Referindo-se às grandes artérias internacionais,
declara Calogeras:
"A configuração geográfica
da Sul-América e o traçado das fronteiras políticas
não permitem, por ora, pensar em estradas dessa natureza
ao norte de Corumbá, com a exceção única
de linha de Porto Velho a Santo Antônio do Madeira. Nessa
vasta região, os meios de comunicação são
fluviais tão somente, quase marítimos, diríamos,
tal o volume das águas dos rios em que flutuam os próprios
navios de veiculação oceânica.
"Temos, pois, limitado o campo a investigar:
ligação com a Bolívia, com o Paraguai e com
a Argentina.
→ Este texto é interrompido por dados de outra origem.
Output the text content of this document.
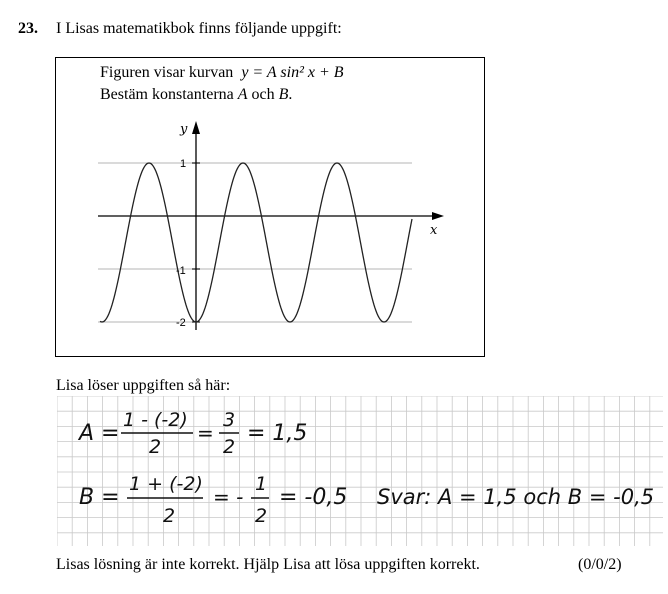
23. I Lisas matematikbok finns följande uppgift:
Figuren visar kurvan y = A sin² x + B
Bestäm konstanterna A och B.
y
x
1
-1
-2
Lisa löser uppgiften så här:
A =
1 - (-2)
2
=
3
2
= 1,5
B =
1 + (-2)
2
= -
1
2
= -0,5 Svar: A = 1,5 och B = -0,5
Lisas lösning är inte korrekt. Hjälp Lisa att lösa uppgiften korrekt.	(0/0/2)
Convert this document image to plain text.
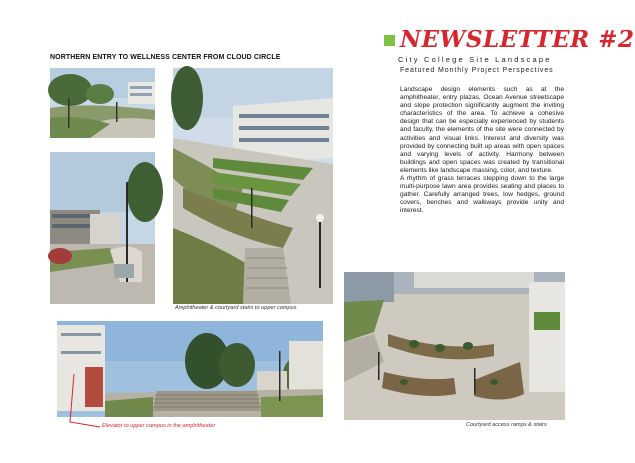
NORTHERN ENTRY TO WELLNESS CENTER FROM CLOUD CIRCLE
NEWSLETTER #2
City College Site Landscape
Featured Monthly Project Perspectives

Landscape design elements such as at the amphitheater, entry plazas, Ocean Avenue streetscape and slope protection significantly augment the inviting characteristics of the area. To achieve a cohesive design that can be especially experienced by students and faculty, the elements of the site were connected by activities and visual links. Interest and diversity was provided by connecting built up areas with open spaces and varying levels of activity. Harmony between buildings and open spaces was created by transitional elements like landscape massing, color, and texture.

A rhythm of grass terraces stepping down to the large multi-purpose lawn area provides seating and places to gather. Carefully arranged trees, low hedges, ground covers, benches and walkways provide unity and interest.

Amphitheater & courtyard stairs to upper campus
Elevator to upper campus in the amphitheater	Courtyard access ramps & stairs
Com esta última e com o Uruguai, as comunicações
serão servidas pelas mesmas linhas estudadas anteriormente,
pois a posição dessas futurosas Repúblicas
em relação ao Brasil as situa a sul e a sudoeste,
enquanto as transcontinentais se locam aproximadamente segundo os
paralelos.
"O trecho do litoral onde começariam
as grandes transversais vai de Santos até S. Francisco do
Sul. Disputam primasias nessa extensão os portos de Santos,
Paranaguá e de S. Francisco. Provavelmente, no futuro, todos
eles servirão de escoadouro ao hinterland de Misiones,
Paraguai e Bolivia central, quanto a passageiros e a mercadorias
de valor concentrado.
"Acresce que as linhas já se estendem
até o rio Paraná, quanto ao ramal da Sorocabana para
o porto Presidente Epitácio, e quase à fronteira boliviana,
quanto ao complexo S. Paulo, Porto Esperança, no rio Paraguai.
Pequeno esforço mais, e os trilhos irão a Corumbá
e Puerto Suarez, na divisa.
"Essa diretriz deverá ser, por sua
locação geográfica e pelo adiantado da construção,
a da primeira transcontinental. Irá ligar-se à EF
Pan-Americana, e por ela formará sistema com toda a rede
ferroviária dos dois continentes. Um dos problemas que o
Ministério das Relações Exteriores está
estudando, e terá de solver, é o da linha Corumbá
– Santa Cruz de la Sierra, na Bolivia. É assunto vital para
as duas Repúblicas amigas e vizinhas.
"Convém notar que ela solve apenas
o caso boliviano. Pode, entretanto, servir de tronco para outras
ligações em Mato Grosso. Dois ramais para sul, partindo
de Campo Grande para Ponta Porã e Nhuvirá, e de Miranda
para Bela Vista, poriam em contato ferroviário com o Atlântico
todo o norte do Paraguai e as estradas daí para sul e para
oeste.
"Do mesmo modo, o prolongamento da linha da
Sorocabana, no ramal do Paranapanema, além de Presidente
Epitácio, nem só drenaria a região entre Paraná
e serra de Maracaju, como atingiria a linde nas imediações
de Ponta Porã e se soldaria aí com os trilhos vindos
de Campo Grande e se prolongaria pelas estradas paraguaias vindas
de Vila Concepción. Seria a solução para todo
o norte da República.
Quanto aos traçados para as zonas do Centro e do Sul salienta
o autor do plano:
"Onde grande impulso se torna necessário,
contudo, é no aproveitamento dos rios navegáveis.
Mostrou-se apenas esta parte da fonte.